I am trying to create a POST Policy and sign it using amazon access key, but I am not able to create the policy correctly. The steps for creating the signed policy are :
Step 1. Create a policy using UTF-8 encoding.
Step 2. Convert the UTF-8-encoded policy to Base64. The result is the string to sign.
Step 3. Create the signature as an HMAC-SHA256 hash of the string to sign. You will provide the signing key as key to the hash function.
Step 4. Encode the signature by using Base64.
The trick for testing :
I am following this document :
They have provided a base64 encoded policy, and using this policy, an encoded signature.
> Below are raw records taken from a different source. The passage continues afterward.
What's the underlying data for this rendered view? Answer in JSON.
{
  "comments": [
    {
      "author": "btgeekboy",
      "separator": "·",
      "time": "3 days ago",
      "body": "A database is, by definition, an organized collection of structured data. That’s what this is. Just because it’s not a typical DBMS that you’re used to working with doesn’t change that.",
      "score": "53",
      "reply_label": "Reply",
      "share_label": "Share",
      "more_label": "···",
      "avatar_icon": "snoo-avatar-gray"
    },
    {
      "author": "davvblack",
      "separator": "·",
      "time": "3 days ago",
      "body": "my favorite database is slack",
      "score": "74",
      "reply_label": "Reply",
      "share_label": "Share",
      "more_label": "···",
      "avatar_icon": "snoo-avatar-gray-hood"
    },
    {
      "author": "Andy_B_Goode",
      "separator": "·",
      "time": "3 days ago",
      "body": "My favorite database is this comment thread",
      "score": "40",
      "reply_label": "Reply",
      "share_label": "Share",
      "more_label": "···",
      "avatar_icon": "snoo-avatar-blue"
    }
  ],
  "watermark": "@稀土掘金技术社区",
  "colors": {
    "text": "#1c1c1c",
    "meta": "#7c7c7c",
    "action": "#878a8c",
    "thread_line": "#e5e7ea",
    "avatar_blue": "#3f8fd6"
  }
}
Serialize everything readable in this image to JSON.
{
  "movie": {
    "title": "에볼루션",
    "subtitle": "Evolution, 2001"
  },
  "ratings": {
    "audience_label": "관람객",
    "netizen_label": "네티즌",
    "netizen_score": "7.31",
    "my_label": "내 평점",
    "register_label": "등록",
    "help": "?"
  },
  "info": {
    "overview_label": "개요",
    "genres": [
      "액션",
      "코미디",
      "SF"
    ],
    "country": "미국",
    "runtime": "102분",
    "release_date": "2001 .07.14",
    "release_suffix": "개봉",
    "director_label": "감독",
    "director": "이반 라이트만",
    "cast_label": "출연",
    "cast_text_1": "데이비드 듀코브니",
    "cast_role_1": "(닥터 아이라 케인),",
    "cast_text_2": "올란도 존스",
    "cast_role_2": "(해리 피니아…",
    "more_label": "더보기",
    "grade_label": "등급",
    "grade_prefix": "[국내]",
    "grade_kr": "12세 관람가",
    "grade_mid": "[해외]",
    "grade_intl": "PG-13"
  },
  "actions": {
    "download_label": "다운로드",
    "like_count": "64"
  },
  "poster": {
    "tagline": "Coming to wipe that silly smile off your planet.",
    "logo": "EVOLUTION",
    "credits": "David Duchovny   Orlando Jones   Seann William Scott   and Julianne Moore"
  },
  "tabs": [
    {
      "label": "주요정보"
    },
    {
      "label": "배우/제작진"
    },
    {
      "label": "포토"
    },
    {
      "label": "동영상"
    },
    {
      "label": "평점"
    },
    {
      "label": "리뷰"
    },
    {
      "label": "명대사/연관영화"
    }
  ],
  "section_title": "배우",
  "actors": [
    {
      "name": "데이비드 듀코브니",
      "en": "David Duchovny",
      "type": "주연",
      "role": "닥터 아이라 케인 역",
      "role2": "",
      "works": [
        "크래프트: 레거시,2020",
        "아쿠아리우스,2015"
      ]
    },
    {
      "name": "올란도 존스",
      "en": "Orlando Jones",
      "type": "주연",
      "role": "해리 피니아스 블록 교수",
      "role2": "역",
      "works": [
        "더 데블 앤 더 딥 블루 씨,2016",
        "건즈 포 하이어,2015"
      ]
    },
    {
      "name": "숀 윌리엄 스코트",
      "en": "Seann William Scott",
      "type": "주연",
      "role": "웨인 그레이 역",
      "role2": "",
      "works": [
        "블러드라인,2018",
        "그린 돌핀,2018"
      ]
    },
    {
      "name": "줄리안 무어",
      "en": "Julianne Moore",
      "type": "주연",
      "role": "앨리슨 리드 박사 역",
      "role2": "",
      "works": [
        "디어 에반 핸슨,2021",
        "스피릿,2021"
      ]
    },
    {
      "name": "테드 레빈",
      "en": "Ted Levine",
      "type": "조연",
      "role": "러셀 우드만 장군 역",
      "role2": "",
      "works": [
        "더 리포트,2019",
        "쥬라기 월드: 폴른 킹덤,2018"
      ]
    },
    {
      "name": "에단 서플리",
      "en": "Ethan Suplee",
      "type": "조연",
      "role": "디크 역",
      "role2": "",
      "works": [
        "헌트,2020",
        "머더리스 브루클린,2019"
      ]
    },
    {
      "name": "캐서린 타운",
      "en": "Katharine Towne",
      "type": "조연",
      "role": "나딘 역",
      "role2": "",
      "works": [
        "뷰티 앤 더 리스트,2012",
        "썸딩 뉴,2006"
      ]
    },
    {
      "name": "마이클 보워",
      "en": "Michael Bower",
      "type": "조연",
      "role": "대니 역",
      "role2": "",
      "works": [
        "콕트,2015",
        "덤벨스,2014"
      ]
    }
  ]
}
I am reverse engineering these inputs to verify my program.
For the step 1 and 2:
I took an example base64 encoded string from Amazon tutorial and decoded it here
https://www.base64decode.org/. I used that JSON-Policy in my program to re-encode it in base64. The string I am receiving is different from the one I decoded initially.
package main
import "fmt"
import "encoding/base64"
func main() {
bytePolicy := []byte(`{ "expiration": "2013-08-07T12:00:00.000Z",
"conditions": [
{"bucket": "examplebucket"},
["starts-with", "$key", "user/user1/"],
{"acl": "public-read"},
["starts-with", "$Content-Type", "image/"],
{"x-amz-meta-uuid": "14365123651274"},
["starts-with", "$x-amz-meta-tag", ""],
{"x-amz-credential": "AKIAIOSFODNN7EXAMPLE/20130806/us-east-1/s3/aws4_request"},
{"x-amz-algorithm": "AWS4-HMAC-SHA256"},
{"x-amz-date": "20130806T000000Z" }
]
}`)
fmt.Println(base64.StdEncoding.EncodeToString(bytePolicy))
}
As, the JSON-based text is UTF-8 encoded, so my policy is getting created using UTF-8 encoding(or is it?). So, what am I missing here? Why my base64 encoded string is different from the one I used for encoding itself?
For the Step 3 and 4,
I used the example base64 provided in amazon document(which is correct) and signed it using the method provided here. Now, the answer which I am getting should match the signature already provided in amazon document. Golang Play - http://play.golang.org/p/Gh0igvyOzv These steps are independent from steps 1 and 2, for my verification of the program. Am I doing some mistake while signing the base64 encoded policy or while creating the signing key itself?